Dans un contexte où chaque mot pèse son poids de sens, la réponse cinglante du porte-parole du gouvernement, Patrick Muyaya, aux récentes sorties de l’ancien président Joseph Kabila, dépasse la simple joute verbale. Elle révèle une bataille profonde pour le contrôle du récit national, une lutte où la légitimité de l’action publique se joue autant sur le terrain de l’est qu’à la tribune des grands meetings. En marge de la Conférence des gouverneurs à Bandundu, Muyaya a choisi le ton de l’offensive pour déconstruire ce qu’il présente comme une stratégie délibérée de confusion.
L’élément déclencheur est sans équivoque : l’utilisation par Joseph Kabila du terme « soudanisation » pour décrire la crise sécuritaire en République Démocratique du Congo. Dans une interview à un média belge, l’ancien chef de l’État a dressé un parallèle troublant avec le processus ayant conduit à la partition du Soudan du Sud. Une analogie lourde de conséquences, que le gouvernement RDC, par la voix de son ministre des Médias, rejette avec la dernière énergie. Pour Patrick Muyaya, cette rhétorique n’est pas le fruit d’une analyse géopolitique, mais bien « une stratégie de communication soigneusement élaborée » visant à inoculer un « venin » dans le débat public. Le timing même de cette déclaration, le 23 mars à Goma, est interprété comme un acte symbolique fort, presque une revendication.

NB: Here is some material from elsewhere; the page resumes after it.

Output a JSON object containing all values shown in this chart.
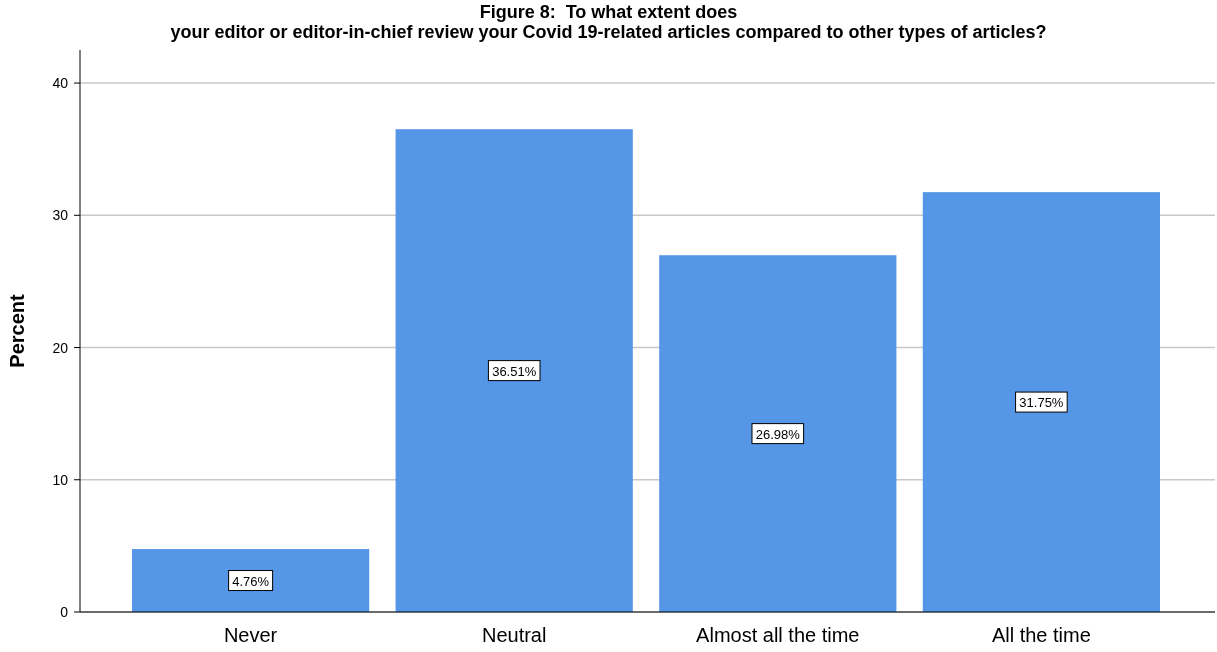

Au-delà de la dénonciation, quelle est la stratégie de Patrick Muyaya ? Il s’agit, ni plus ni moins, de reprendre la main sur l’agenda politique en recentrant le débat sur le bilan. Face aux prophéties alarmistes, le porte-parole oppose une litanie d’actions concrètes. La fréquence accrue des conférences des gouverneurs Bandundu et ailleurs est brandie comme un étendard de l’efficacité gouvernementale. « En 18 ans, il y a eu six conférences de gouverneurs. Nous, en fréquence, on en a au moins deux par an », a-t-il martelé, établissant un contraste implicite mais saisissant avec l’ère Joseph Kabila. La comparaison, bien que présentée avec une feinte réserve, est transparente. Elle se prolonge dans le domaine des infrastructures, où Muyaya affirme que c’est sous la présidence de Félix Tshisekedi que des routes asphaltées ont enfin vu le jour, opposant ces réalisations collectives à des investissements passés jugés opaques et personnels.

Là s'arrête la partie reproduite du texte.